Coffee Grounds Stimulate Plant Growth
The claim that coffee grounds stimulate plant growth is a very complex one to analyze because coffee grounds seem to stimulate some plants while inhibiting others. When mixed into soil, they seem to stimulate the growth of cabbage and soybeans, for example, but those plants may the exceptions rather than the rule. In fact, grounds tend to inhibit the growth of many plants, sometimes markedly so. Poor results have been shown on tomatoes, mustards, clovers, and geraniums, among others. One theory is that toxic compounds released by coffee grounds as they decompose may be at fault. There is even talk of using them as a herbicide! However, once fully decomposed, any toxic products ought to be eliminated, and it has been shown that coffee grounds can safely be used in home compost bin.
Conclusions
Experts suggest using coffee grounds in moderation if they are applied directly to the garden as mulch. This is partly because they tend to form a crust over the soil that prevents the free flow of air and water, but also because of their fluctuating pH and their inhibitory effect on the growth of some plants. Ideally therefore they should be mixed with other mulches (forestry compost, shredded leaves, etc.) when used for mulching, never making up more that 20% of the mulch or, if used alone, only as a very thin layer.

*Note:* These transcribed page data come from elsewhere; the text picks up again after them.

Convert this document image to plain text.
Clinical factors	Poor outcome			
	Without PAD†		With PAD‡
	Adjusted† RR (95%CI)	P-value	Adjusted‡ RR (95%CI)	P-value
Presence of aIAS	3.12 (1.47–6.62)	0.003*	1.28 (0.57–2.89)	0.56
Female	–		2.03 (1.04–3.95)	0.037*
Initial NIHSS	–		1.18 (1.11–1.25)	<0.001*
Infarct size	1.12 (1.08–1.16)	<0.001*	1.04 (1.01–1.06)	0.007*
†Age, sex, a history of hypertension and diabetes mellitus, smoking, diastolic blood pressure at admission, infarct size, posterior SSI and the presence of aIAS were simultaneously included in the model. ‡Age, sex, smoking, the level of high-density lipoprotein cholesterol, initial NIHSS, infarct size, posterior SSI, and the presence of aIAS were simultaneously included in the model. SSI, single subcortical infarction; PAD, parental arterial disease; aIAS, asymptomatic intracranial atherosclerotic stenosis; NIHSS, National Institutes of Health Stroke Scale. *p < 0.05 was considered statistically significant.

Coffee grounds can safely be used in home composting where they are, as mentioned above, considered a green material. Nevertheless, due to their inhibitory effects on beneficial fungi needed for decomposition (I didn’t get into that above, but it is a known complication), they should not exceed 20% of materials added to the compost bin.
Coffee grounds, in short, are like many products: they have both benefits and disadvantages. By all means recycle them in your compost bin, but they are certainly not a miracle product.
Slugs love one of our flowers. I added coffee grounds to its base. Yes, slugs were crossing it to get back up to the petals. The following night, no more slugs. I guess the coffee grounds are slug deterrent by systematic absorption. The slugs probably hated the new taste.